Staff Sgt. Jeffrey Smith, an aircraft maintenance ground support Marine based in Okinawa, Japan, has launched a petition on Whitehouse.gov asking that the military find another way to measure the body fat of Marines who exceed weight standards for their height (Colin Kelly / Staff)
After years of frustration with a military body-fat measuring system that experts have said is inaccurate, one active-duty Marine is petitioning the White House to force a change.
Staff Sgt. Jeffrey Smith, an aircraft maintenance ground support Marine based in Okinawa, Japan, has launched a petition on Whitehouse.gov asking that the military find another way to measure the body fat of Marines who exceed weight standards for their height. The tape test involves determining the circumference of a service member’s waist and neck with a tape measure, then using the ratio to determine body fat percentage.
In May, the Military Times publications published a story citing experts who compared the tape test body fat measurements for 10 service members to measurements taken with a hydrostatic dunk tank, considered among the gold standards for measuring body fat. The difference between the measurements ranged from nearly 12 percent to a staggering 66 percent, and in most cases the dunk tank yielded a lower result.
“We continue to process out good military service members based on extremely inaccurate data,” Smith wrote in the online petition. “There are other ways to test for body fat that are more accurate.”
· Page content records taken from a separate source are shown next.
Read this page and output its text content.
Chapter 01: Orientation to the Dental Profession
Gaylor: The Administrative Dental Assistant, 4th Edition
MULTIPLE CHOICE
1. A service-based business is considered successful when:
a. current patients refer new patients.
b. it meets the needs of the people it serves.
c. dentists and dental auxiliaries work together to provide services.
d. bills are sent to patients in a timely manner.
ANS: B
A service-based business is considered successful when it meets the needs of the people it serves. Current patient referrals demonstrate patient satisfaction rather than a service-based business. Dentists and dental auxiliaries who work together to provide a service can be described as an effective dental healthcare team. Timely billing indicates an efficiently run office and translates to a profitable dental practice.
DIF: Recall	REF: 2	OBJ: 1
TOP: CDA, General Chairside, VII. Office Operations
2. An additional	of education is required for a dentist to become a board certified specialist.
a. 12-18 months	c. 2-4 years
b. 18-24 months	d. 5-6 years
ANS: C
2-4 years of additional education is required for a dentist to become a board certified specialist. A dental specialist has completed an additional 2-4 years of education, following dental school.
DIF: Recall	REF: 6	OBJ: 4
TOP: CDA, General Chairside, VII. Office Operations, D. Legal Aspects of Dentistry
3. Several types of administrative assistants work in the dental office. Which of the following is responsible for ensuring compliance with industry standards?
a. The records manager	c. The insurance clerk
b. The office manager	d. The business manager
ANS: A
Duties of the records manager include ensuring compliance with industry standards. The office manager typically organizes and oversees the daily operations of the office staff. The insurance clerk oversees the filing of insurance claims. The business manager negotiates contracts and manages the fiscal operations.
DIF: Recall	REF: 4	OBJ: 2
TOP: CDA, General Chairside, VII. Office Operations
The petition has earned slow but steady interest, with more than 370 signatures in just more than a week. Smith, a marathon runner who, at 5’11” and 211 pounds, has frequently struggled to meet tape test requirements, said he hopes to catch the eye of military leaders who have not been responsive to allegations that the tape test is ending the careers of good Marines.
“How many professionals are going to say something before someone says, ‘Hey, let’s revisit this,’ ” Smith said.
He said he has also reached out to experts directly for their help in pushing for a new system and is working to build support for the petition among Marine colleagues. The petition must receive 100,000 signatures by July 9 to receive an official response from the White House.